Star Trek: Titan – Sword of Damocles by Geoffrey Thorne
Star Trek novels used to be about whatever crew you were reading about showing up at a planet, finding something wacky and then spending the novel solving whatever crisis they stumbled across. You could jump in and out of the Trek novels without much knowledge of prior events beyond which characters you were reading about this week. Rarely did the novels build on one another and create some type of overall cohesive storyline or continuity.

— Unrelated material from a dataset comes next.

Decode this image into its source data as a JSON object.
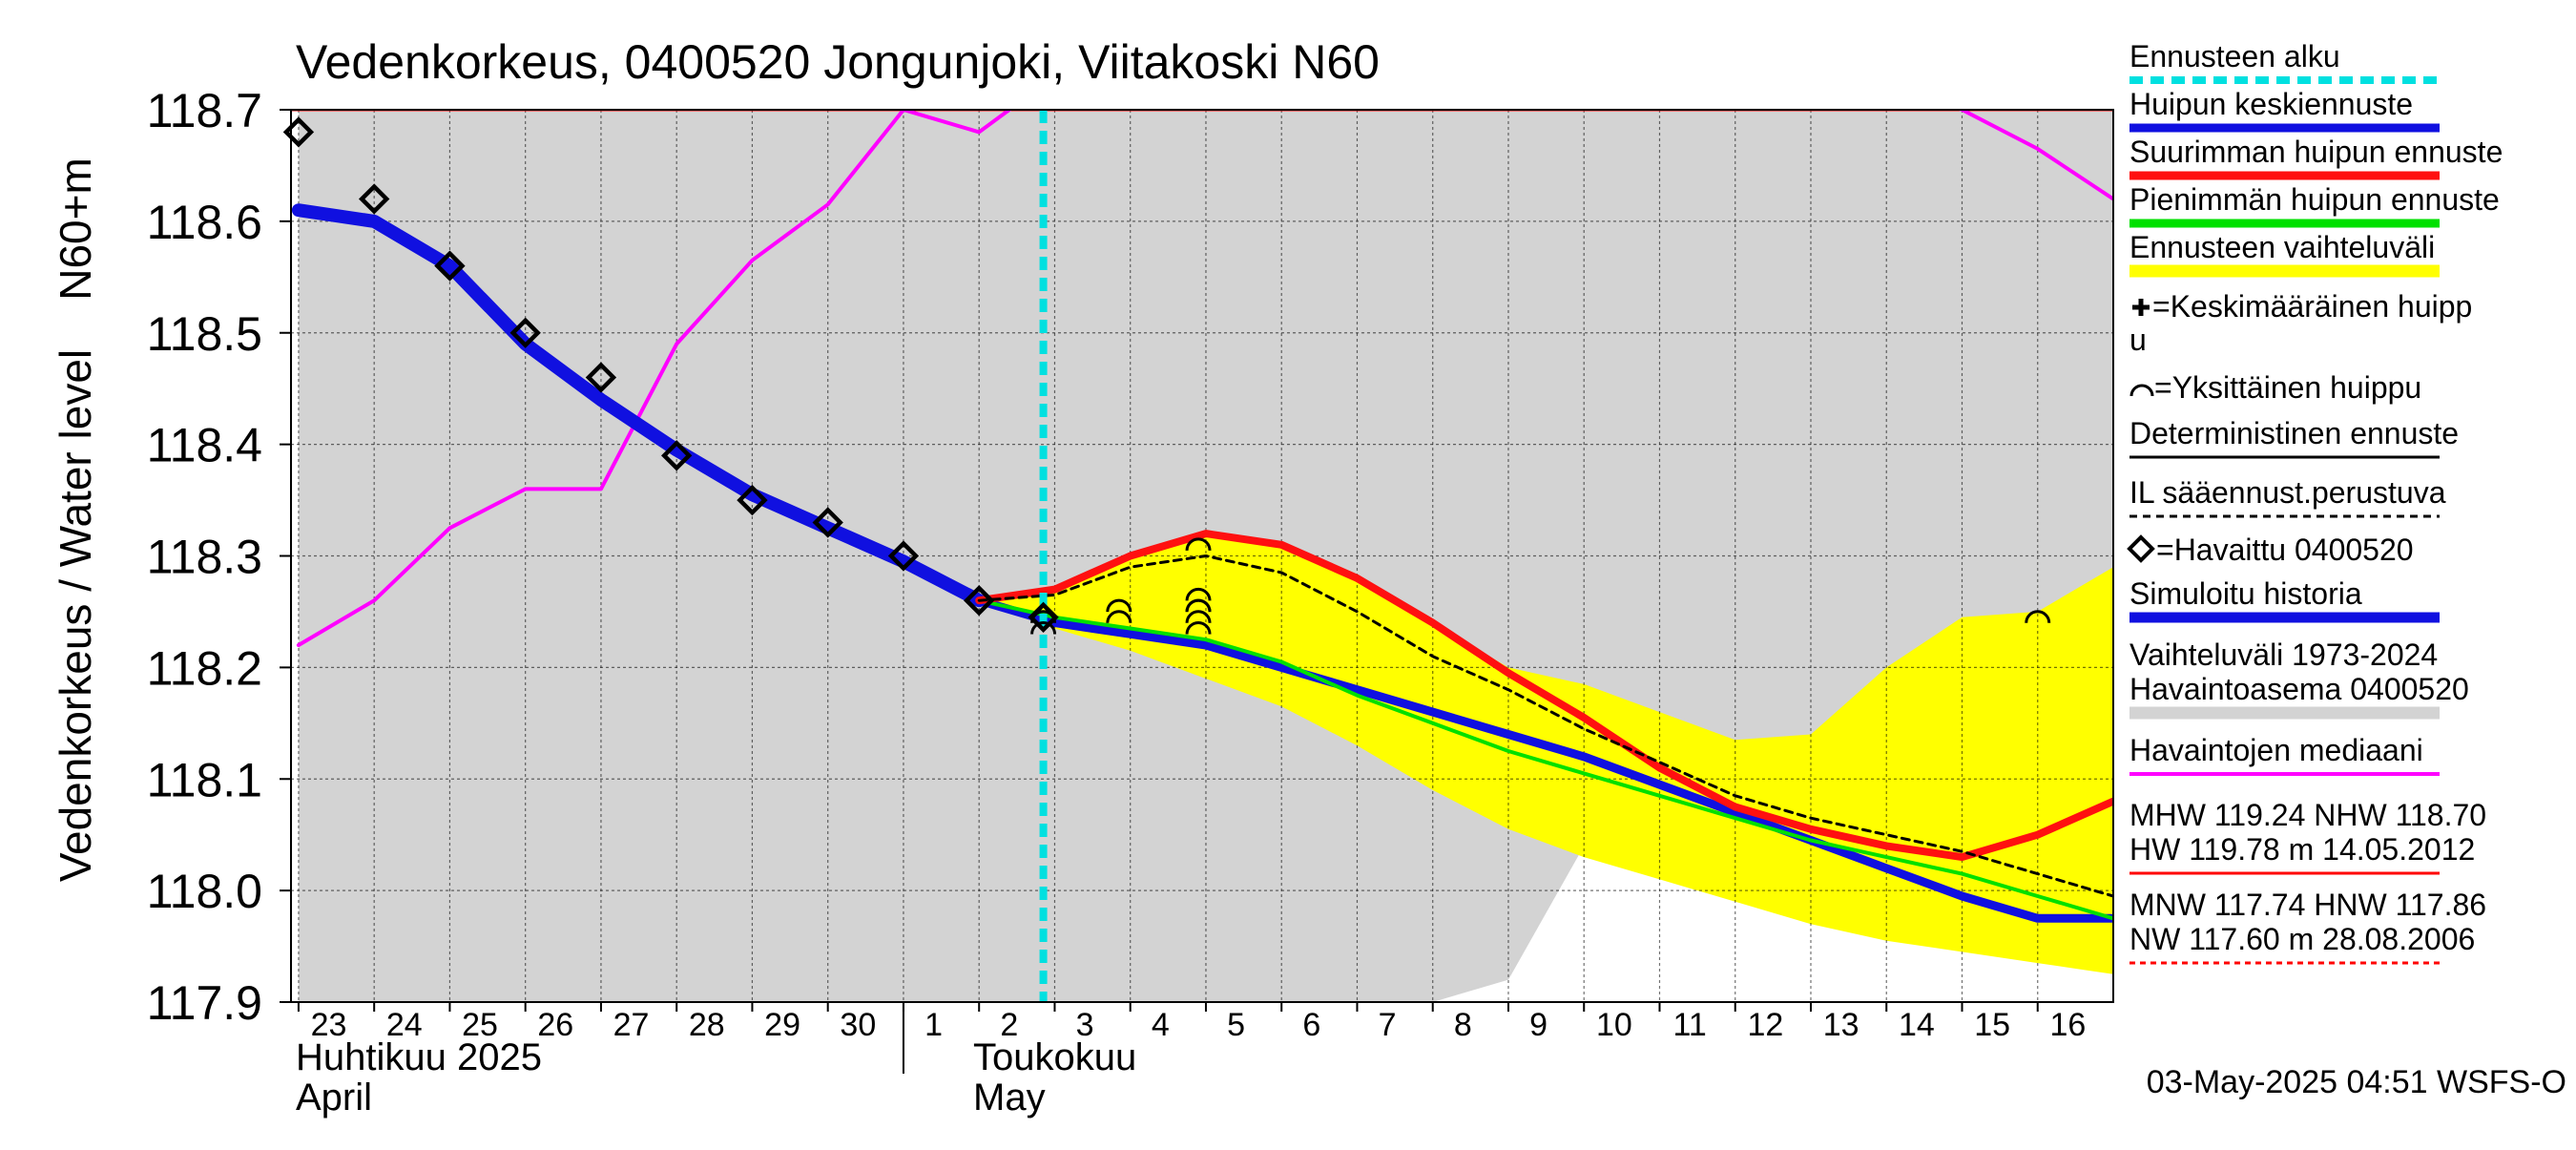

Then came New Frontier and changed the equation. Now it seems as if every Trek novels wants to tie-in to either an on-going series or the entire novel line as a whole. And as with all things Trek, there are some that do it well (New Frontier, DS9) and some that just don’t quite spark my interest (Voyager). Somewhere in the middle are the voyages of the Titan, a spin-off from Next Generation featuring the adventures of Captain William T. Riker and his crew. The Titan is an explortion vessel and after spending the first three books dealing with the fall-out of Nemesis, “Sword of Damocles” finally feels as if it’s the first official stand-alone episode of this new series.
Not that you can’t or shouldn’t have read the first three to get everything that’s going on here. There are some subplots that will be richer if you know the background, but on the whole this is the first truly independent Titan novel and the best of the series to date. The Titan explores a region of space that disrupts the ability to generate a warp bubble and power the ship. Finding a nearby planet is the culprit, Titan sends a shuttle (they work out some technobabble way to get there) to investigate and ask the planet’s inhabitants to cease their experiments in order to allow the ship to go free. The storyline opens up some real-world implications in the application of the Prime Directive that are far more compelling than a lot of the standard Trek episodes that look at if a captain and ship have the right to interfere or not. The argument that it’s a nice policy until it bites you out on the frontier is fascinating.
The story does involve time travel, paradoxes and the notion of fate and destiny. However, in a story that could easily have been muddles under the weight of its various eras, paradoxes and solutions, the story stays straight-forward and it’s easy to figure out where the characters are and what is happening. The only bad part is that solution becomes fairly evident early on in the crisis and plays out pretty much as you’d expect for a Trek novel.
That’s not say it’s a bad thing. There’s a comfort in the obvious solutions of Trek novels at times and this one is no exception.
Empire of Ivory by Naomi Novik
The fourth installment in the Temeraire series starts off slowly but ends with a bang and on a cliffhanger than almost made me glad I waited so long to read this one. (The fifth installment hits bookstores next week).
Lawrence and Temeraire reutrn from China to find Britian’s dragon population suffering a terrible plague that is weakening and threatening to kill them. The problem is complicated by Napolean’s attempts and threats to cross the channel and invade the heart of the British Empire.
Temeraire, back from China and having seen the attitude show toward dragons there, comes back wanting to generate more respect for his dragon brothers and sisters. Lawrence’s family induces him to use his new-found celebrity becuase of his work with Temeraire to become the front man for an anti-slavery movement with the British empire. Lawrence is not happy about this and only reluctantly agrees, seeing that the way the slaves are treated is much as how dragons are treated in his own country.
Temeraire is immune to the disease, leading to the hope that the African contintent contains a cure. Lawrence lead an expedition to find a cure and save the British fleet before Napolean invades.
And that’s just the first half of the story. The first half of the novel seems a bit slow until you get to the second half and Novik begins reap what she’s sown in the first half of the story. The last half of this book flew by in one sitting as Lawrence and Temeraire are forced to make a series of choices based on their conscience, leading to a lot of jaw-dropping moments and a genuine series-changing decision in the final hundred or so page. The book also ends on a cliffhanger, which Novik says was just where the story told her to stop and wasn’t an attempt to sell more of her next story. I believe her because the central conflict of this story is over and to rush the consequences of decisions made here would be to short-change readers and fans.
It does, however, make for one of the best cliffhangers to a book I’ve read in a long time.
After two novels that while good, weren’t quite as great as His Majesty’s Dragon, Empire of Ivory is a return to form for this series.